Emma, 22, from Newcastle was worried about her wardrobe before moving over to Dubai – especially her collection of heels and skirts. ‘I got rid of loads of my clothes that I deemed completely inappropriate,’ she said. ‘But that was a crazy idea. On nights out, most of the non-Muslim girls wear just as little clothing as you’d see at home.’ But although it’s easy to be complacent, it doesn’t take much to stick out as a young Brit. Emma says just being a white young woman in Dubai is enough to draw unwanted attention. ‘I’ve realised no matter where I go – whatever time or place or what I’m wearing – people are going to stare at me.’ There’s little you can do to avoid it, besides not going out at all. ‘Many of my friends find this and we just learn to ignore it,’ she explains.

Attitudes towards women may have progressed with an influx of female expats, but how you’re treated as a woman is different to that of a man on a very basic level – the attitude is still one of segregation. A young Brit who wanted to remain anonymous said this affected her day-to-day life. ‘From personal experience, the men in our new building would never look me in the eye. They would never respond to any of my queries unless my husband was there or if he asked for me. I found this quite frustrating.

‘None of us were dressed inappropriately but all the men completely stared at us, which was very uncomfortable. Some even took photos on their phones’

Emma adds that she had a few unsettling experiences while getting used to this cultural difference. ‘I took the Metro with a few female friends – we appeared to be the only girls in the whole carriage. None of us were dressed inappropriately, but all the men completely stared at us, which was very uncomfortable. Some even took photos on their phones.’ She later found out there is a separate woman’s and children carriage.

But this level of segregation isn’t seen by all young female expats as a negative thing – Caroline says there are times when being a woman can have advantages. ‘For example, all of the government buildings have special ladies only areas where you get seen much quicker, such as when renewing your visa. There are also special pink taxis which are only for ladies and are only driven by ladies, so you don’t have to worry about being in a taxi on your own with a male driver.’ But whether you see it as convenient, a safety measure and respectful towards women or unpleasant and worrying, it’s part of wider UAE culture. You shouldn’t go to Dubai expecting the same treatment as your British male counterparts.

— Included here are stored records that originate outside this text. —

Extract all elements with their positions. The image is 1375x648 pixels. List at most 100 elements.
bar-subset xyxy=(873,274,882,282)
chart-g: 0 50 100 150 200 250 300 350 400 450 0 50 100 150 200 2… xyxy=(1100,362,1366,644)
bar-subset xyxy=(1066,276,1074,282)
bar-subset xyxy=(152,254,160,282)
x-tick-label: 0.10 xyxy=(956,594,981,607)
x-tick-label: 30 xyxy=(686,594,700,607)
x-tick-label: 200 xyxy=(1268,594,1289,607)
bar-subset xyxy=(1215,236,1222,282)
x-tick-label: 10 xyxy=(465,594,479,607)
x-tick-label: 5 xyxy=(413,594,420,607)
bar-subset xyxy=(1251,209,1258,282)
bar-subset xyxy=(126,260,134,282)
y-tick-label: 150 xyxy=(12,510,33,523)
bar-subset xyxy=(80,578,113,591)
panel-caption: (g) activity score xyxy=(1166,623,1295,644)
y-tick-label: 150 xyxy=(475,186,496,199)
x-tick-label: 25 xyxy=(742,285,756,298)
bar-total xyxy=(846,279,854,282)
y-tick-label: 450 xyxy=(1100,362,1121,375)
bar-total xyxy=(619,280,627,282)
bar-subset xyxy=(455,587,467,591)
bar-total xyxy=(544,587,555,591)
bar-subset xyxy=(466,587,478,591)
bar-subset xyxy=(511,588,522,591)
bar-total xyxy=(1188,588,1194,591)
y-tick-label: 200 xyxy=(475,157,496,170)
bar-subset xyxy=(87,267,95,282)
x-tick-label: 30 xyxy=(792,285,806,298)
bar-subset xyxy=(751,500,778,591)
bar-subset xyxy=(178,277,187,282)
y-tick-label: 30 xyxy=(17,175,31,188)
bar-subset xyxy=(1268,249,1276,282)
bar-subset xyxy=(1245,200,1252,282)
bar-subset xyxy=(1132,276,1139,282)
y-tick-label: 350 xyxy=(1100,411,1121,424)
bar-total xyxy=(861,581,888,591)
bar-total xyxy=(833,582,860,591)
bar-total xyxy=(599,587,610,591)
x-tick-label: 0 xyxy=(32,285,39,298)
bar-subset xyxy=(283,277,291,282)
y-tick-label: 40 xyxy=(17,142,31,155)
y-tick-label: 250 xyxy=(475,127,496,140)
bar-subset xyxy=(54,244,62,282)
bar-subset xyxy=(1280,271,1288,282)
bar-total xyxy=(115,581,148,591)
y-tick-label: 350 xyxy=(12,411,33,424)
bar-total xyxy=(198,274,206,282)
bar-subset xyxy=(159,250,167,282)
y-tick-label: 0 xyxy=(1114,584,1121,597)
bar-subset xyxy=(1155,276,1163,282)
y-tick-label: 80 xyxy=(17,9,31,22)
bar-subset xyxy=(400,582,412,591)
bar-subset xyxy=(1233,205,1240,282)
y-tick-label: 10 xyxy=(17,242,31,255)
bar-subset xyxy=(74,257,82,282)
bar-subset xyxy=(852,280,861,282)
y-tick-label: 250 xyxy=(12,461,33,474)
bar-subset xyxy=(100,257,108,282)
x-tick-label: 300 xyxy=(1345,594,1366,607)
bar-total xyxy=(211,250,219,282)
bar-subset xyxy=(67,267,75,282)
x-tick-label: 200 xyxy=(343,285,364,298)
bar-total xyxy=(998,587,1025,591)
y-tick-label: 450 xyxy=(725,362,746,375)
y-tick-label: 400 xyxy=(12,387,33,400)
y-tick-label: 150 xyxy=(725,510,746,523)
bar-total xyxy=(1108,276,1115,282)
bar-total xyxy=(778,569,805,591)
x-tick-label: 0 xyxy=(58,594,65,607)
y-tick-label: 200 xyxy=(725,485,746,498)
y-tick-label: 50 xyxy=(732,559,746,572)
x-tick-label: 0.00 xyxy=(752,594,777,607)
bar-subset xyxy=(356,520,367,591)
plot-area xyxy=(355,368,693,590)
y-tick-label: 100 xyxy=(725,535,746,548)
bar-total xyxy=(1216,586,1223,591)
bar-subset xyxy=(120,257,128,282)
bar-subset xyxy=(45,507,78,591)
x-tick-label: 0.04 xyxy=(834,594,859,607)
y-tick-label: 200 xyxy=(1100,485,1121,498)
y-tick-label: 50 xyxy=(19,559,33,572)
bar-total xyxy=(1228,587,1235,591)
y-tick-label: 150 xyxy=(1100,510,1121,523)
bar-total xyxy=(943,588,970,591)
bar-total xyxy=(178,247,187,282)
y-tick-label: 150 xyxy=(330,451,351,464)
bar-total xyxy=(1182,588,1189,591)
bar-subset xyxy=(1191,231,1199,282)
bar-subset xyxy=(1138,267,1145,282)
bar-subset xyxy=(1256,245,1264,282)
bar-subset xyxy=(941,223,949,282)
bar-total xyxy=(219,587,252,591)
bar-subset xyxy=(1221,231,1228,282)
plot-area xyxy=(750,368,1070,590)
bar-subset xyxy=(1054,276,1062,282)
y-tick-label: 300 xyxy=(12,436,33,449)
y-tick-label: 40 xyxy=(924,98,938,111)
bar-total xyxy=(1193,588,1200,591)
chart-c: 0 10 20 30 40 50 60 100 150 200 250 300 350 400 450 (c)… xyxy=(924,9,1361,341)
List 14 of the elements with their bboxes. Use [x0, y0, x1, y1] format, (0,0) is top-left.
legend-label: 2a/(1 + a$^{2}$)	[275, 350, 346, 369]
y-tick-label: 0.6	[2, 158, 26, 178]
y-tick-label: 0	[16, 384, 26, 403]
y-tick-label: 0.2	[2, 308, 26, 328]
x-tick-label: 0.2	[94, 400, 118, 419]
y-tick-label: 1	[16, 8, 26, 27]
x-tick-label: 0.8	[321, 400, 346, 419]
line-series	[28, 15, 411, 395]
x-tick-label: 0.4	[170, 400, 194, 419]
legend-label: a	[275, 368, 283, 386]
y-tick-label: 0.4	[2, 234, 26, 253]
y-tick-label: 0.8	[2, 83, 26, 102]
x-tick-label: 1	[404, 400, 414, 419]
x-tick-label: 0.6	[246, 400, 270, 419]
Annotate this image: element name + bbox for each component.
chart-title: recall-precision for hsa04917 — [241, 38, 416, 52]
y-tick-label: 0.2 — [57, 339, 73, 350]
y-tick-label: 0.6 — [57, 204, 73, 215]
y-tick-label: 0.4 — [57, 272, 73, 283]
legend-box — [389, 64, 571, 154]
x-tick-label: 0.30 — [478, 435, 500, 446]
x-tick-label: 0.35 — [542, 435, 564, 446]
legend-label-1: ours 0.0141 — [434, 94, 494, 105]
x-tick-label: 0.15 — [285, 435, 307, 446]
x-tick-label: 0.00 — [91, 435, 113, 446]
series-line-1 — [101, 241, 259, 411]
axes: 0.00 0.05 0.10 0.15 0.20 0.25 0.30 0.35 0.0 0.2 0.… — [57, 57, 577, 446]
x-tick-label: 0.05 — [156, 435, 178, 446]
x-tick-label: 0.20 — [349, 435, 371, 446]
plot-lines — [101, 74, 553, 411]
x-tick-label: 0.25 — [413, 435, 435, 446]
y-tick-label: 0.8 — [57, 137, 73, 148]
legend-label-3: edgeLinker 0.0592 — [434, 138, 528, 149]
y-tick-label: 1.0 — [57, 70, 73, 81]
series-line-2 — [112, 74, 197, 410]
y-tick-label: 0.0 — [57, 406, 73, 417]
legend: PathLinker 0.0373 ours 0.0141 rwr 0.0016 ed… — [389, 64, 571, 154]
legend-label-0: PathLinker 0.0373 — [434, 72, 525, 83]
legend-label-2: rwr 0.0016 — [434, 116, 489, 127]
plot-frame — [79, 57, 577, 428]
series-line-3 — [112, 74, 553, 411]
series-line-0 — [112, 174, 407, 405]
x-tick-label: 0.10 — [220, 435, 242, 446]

But if you want to get the to crux of what life is like for anyone in Dubai, it’s worth noting that plenty of the women we spoke to for this piece were too frightened to be named, lest they lose their visas, or worse. One girl told us how she suffered from anxiety after moving over, struggling to settle in and make friends, but didn’t want to be named as she thinks her bosses would fire her if they saw the article. Another source, who works for a government body, told me she couldn’t be identified for fear of losing the visa she had pertained under her father’s name.

Despite this, Caroline would recommend Dubai for anyone who’s ‘independent, confident and not worried about moving far from home’. And if you are considering it, ‘It helps a lot if you know someone in Dubai,’ she advises. ‘However, I also know a lot of girls who moved here on their own and made it work.’ But whether you’re making the move for your social life, your career or your bank balance, the key thing to remember is, it’s certainly not London in the desert.